NOTE: It is better to read the documentation while practicing writing some playbooks.
Exercises¶
Theoretical Part¶
- How is Ansible different than other tools like Chef or Puppet?
- What is YAML?
- What is when and how do you use it?
- How do you extend a conditional over multiple tasks without defining the when conditional multiple times.
- How do you use blocks?
- How do you include tasks from external files?
- What is the diffrence between an include and a import?
- How do you pass variables at the command line?
- How do you ask for variable prompt?
- Why is a bad idea to commit secret data into a git repository?
- What are some of the ways to keep secret data out of a repository (Using Ansible)?
- What are the advantages and downsides of Ansible Vault?
- Where would you save Ansible configurations?
- Where is the best place to look for documentation about an Ansible module?
- How do you install a yum package using Ansible?
- How does Ansible indicate if something changed?
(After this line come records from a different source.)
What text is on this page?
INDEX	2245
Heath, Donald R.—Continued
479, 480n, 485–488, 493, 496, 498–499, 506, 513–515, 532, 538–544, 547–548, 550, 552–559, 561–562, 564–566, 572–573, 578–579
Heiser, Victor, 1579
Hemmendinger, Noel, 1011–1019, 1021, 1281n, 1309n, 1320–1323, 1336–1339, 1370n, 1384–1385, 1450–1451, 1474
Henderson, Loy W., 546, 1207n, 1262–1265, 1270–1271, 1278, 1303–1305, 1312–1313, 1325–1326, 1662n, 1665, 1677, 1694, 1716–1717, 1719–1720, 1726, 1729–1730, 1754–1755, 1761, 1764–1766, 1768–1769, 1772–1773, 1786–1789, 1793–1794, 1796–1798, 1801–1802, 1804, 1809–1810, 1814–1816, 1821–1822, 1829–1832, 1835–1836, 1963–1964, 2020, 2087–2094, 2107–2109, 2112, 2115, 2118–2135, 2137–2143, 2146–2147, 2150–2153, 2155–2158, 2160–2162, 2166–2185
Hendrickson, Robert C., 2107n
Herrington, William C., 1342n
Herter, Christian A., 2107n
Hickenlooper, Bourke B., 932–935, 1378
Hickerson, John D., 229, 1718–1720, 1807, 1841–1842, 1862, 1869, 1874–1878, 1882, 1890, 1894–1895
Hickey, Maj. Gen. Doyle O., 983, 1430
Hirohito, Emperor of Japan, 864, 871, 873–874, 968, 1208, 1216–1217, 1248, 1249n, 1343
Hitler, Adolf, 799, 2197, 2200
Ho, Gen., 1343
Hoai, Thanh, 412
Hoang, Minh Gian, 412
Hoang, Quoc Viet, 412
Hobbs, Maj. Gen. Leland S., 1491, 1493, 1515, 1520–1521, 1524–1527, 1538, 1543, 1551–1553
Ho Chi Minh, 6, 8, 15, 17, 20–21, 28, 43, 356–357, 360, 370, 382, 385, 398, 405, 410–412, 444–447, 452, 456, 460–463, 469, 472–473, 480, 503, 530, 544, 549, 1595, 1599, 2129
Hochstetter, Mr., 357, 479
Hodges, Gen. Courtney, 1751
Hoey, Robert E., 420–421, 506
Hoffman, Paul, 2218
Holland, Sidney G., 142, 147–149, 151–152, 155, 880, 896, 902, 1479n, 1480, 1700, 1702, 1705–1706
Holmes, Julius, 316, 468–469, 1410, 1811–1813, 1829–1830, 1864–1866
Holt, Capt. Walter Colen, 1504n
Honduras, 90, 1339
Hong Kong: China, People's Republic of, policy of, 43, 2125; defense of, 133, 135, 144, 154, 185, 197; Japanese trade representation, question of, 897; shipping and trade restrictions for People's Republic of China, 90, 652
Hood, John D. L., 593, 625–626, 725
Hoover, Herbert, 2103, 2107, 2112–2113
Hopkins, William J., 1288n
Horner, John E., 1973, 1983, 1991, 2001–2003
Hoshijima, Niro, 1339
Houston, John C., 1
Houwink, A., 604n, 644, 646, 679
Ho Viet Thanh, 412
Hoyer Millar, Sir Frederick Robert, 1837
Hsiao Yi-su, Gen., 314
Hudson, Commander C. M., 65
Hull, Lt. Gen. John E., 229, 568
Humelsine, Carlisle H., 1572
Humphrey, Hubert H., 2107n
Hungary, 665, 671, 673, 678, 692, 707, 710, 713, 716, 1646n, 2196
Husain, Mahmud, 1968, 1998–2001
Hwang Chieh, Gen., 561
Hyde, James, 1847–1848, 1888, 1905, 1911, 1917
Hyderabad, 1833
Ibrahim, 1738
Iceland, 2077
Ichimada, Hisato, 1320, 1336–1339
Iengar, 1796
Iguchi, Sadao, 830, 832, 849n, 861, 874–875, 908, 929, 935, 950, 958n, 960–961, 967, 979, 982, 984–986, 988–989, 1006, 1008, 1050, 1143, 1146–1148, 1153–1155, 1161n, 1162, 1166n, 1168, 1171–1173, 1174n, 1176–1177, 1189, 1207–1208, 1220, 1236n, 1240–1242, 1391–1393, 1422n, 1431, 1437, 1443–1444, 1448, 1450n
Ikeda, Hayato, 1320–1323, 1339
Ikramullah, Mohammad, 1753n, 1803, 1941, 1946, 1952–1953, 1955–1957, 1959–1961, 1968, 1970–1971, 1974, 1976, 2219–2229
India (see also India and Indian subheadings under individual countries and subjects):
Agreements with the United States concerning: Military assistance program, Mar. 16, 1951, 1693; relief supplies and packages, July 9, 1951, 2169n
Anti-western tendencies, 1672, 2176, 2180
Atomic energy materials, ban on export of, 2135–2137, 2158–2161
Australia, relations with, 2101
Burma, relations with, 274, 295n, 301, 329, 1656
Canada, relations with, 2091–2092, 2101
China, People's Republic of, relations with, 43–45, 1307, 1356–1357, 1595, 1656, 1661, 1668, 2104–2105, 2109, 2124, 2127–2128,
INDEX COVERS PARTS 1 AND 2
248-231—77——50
- Where are some places variables can be registered?
- How are variables referenced?
- How do you loop over an list or dictionary in Ansible?
- How do you define dependencies between roles?
- Why would you use the omit filter?
- Why would you use a mandatory variable in Ansible? and how do you define them?
- What is the usage of the assert module?
- What is a handler?
- What are the benefits of a role over a playbook?
- Where would use save your variables when you are writing a role?
- Why would you create more than one file in the tasks directory when you’re writing a role?
Practical Part¶
- Install Ansible on your local machine.
- Scenario:
- Provision 1 virtual machine that contains 3 block devices - 10G each.
- Using Ansible from you local machine, provision on the remote:
- Volume group - vgans01, that contains all three disks.
- Create 2 logical volumes - lvans01, lvans02 (15G each).
- Create a file system - xfs, on each one of them.
- Create the following directories: dir01, dir02.
- Mount dir01 to lvans01 and dir02 to lvans02.